# JSF 1.2-Anwendung mit Eclipse Galileo



## JanHH (19. Jul 2009)

Hallo,

ich hatte mal Eclipse 3.4, dazu hatte ich irgendwelche Plugins runtergeladen (ich vermute, es waren ganz einfach die web tools), damit konnte ich dann ein neues Projekt mit JSF 1.2 anlegen.

Habe nun einen neuen Rechner, wieder Eclipse installiert, diesmal 3.5, die EE-Version, dachte, prima, JSF gleich dabei, aber hier wird mir nur ein JSF 1.1-Projekt angeboten.

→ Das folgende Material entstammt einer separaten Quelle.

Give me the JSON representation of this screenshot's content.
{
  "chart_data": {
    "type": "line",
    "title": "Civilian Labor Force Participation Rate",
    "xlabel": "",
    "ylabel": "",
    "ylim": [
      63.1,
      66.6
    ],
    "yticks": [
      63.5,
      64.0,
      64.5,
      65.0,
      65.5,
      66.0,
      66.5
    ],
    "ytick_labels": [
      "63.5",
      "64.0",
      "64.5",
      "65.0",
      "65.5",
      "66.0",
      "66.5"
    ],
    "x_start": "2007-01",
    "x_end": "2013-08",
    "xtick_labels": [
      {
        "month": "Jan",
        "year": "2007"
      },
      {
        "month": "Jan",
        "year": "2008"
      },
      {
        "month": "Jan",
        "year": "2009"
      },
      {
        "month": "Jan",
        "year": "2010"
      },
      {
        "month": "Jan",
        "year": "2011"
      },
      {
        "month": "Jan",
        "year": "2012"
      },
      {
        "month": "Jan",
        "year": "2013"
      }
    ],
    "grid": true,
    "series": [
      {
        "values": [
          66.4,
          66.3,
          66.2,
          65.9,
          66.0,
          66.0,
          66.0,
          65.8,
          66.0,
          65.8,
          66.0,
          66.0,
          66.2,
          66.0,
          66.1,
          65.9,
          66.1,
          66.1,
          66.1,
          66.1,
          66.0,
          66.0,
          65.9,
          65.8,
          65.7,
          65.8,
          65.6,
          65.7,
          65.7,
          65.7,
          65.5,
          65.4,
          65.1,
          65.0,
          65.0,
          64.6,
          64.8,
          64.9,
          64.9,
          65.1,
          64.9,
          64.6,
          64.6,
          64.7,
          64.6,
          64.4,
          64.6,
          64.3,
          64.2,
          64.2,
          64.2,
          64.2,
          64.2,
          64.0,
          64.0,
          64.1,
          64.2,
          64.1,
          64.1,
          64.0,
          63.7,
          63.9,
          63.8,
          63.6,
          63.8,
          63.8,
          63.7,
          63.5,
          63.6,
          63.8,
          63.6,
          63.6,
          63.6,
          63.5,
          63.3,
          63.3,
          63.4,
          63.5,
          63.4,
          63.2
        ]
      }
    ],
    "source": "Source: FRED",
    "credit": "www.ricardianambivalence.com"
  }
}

Web Tool-Plugins liessen sich keine weiteren installieren, der entsprechende Dialog meldete nur einen Fehler, den nachzuvollziehen mir dann zu nervig war.

Weiss jemand rat?

Und geht es anderen Leuten auch so, dass das ganze IDE-Thema arg nervig ist? Benutze sonst netbeans, das funktioniert "Mit ach und krach", aber vergiss beim clean&build auch gerne mal ein paar Klassen, und ist ausserdem (im Vergleich zu Eclipse) arg träge und langsam. Eclipse wiederum wäre gut, wenn es denn für "Normaluser" einfach zu konfigurieren wäre.. finde es wirklich unzumutbar. Programmieren an sich kein Problem, aber man scheitert daran, die IDE einzurichten. Grummel.


----------



## maki (19. Jul 2009)

New -> Project .. -> Web -> Dynamic Web Projekt

Rechtsklick aufs Projekt ->Properties -> Project Facets 

Da kannst du dann angeben das es sich um ein JSF Project handelt (inkl. Version), beim ersten mal wirst du noch die JSF libs konfigurieren müssen (auf "Further Configuration requiered" klicken), da es mittlerweile sehr viele gibt...


----------